Passepartout is now black (Ibrahim Koma) just like Inspector Javert in the BBC's Les Mis adaptation was black. As if embarrassed by the anachronism issues this might raise in the historically attuned viewer, the script team has doubled down by giving Passepartout a lavish backstory in which it turns out he, his brother and his father were all heroes of the 1871 Paris Commune uprising. So about two thirds of the way through the first episode we have to cringe our way through a moving scene in which Passepartout's brother attempts to assassinate the French Prime Minister, misses (he hits – don't ask – Fogg's drinking flask instead), and then dies heroically with arms outstretched a bit like Sergeant Elias in Platoon or maybe like where the horrendous Marius stops one and nearly dies at the barricades in Les Mis. Presumably we're supposed to weep at this point. But actually we go: 'Look a) we only met this guy five minutes ago so why do we care? b) why should we be invested in a bunch of French proto-commies anyway and c) what happened to the light hearted comedy adventure involving a Frenchman's idea of stereotypical English toff and his Jeeves-like sidekick?'

It's all ok though because as Tennant explains elsewhere in an interview: 'This is an unusual cast of characters travelling the world, but we use it to look at the racial and sexual politics of the time.I think that is the right way to tell that story in the 21st century - not to pretend that the world was some sort of wonderful melting pot back in the 1870s.' Yes. Heaven forfend that we should ever look at the past except through the patronising, reductive lens of woke 21st century political activism.
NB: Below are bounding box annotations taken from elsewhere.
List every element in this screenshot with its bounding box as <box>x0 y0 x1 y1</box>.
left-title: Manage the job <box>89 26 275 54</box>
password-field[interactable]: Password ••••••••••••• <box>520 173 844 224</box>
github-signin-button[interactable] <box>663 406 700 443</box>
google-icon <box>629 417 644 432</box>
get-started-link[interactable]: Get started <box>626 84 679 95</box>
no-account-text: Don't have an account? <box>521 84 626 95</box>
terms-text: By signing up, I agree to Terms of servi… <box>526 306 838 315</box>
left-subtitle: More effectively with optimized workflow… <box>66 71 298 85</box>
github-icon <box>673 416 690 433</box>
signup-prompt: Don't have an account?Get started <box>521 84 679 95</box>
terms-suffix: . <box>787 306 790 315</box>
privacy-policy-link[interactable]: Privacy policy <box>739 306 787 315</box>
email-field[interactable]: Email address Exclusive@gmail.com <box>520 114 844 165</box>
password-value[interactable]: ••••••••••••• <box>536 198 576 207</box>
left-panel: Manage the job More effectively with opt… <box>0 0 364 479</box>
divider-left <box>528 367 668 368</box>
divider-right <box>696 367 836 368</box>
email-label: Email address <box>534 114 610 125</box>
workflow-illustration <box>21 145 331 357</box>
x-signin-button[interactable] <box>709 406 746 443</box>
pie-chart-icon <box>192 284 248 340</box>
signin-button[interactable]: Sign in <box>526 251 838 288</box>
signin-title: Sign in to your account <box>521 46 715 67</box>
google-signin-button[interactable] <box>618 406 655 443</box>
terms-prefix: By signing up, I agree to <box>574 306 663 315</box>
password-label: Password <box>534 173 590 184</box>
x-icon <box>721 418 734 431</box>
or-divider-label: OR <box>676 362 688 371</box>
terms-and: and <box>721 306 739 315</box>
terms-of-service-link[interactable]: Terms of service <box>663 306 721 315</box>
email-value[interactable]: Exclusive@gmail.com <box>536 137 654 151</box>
Around the World In Eighty Days really is the worst thing you will see on TV this Christmas, apart from all the other terrible BBC adaptations. Or so you might think. But that can only mean you haven't seen Emily In Paris (Netflix), which is literally the worst TV series that has ever been filmed in Paris or indeed any other major capital city.

The premise is Phil Collin's daughter Lily has been cast in the role of an American girl from Chicago who has come to work in Paris though she speaks barely a word of French. The French, she discovers, while wearing lots of outfits, are so 'Oh la la' and so very French. She has sex with some of them, with consequences which might be hilarious if the script was not so plodding, leaden, tone-deaf and wit-free. Occasionally, to remind you how glamorous Paris is, you get treated to aerial shots which cunningly give the false impression that the city is not a foetid dump. Et voila - a hit series which lots of stupid people unaccountably love. Fin.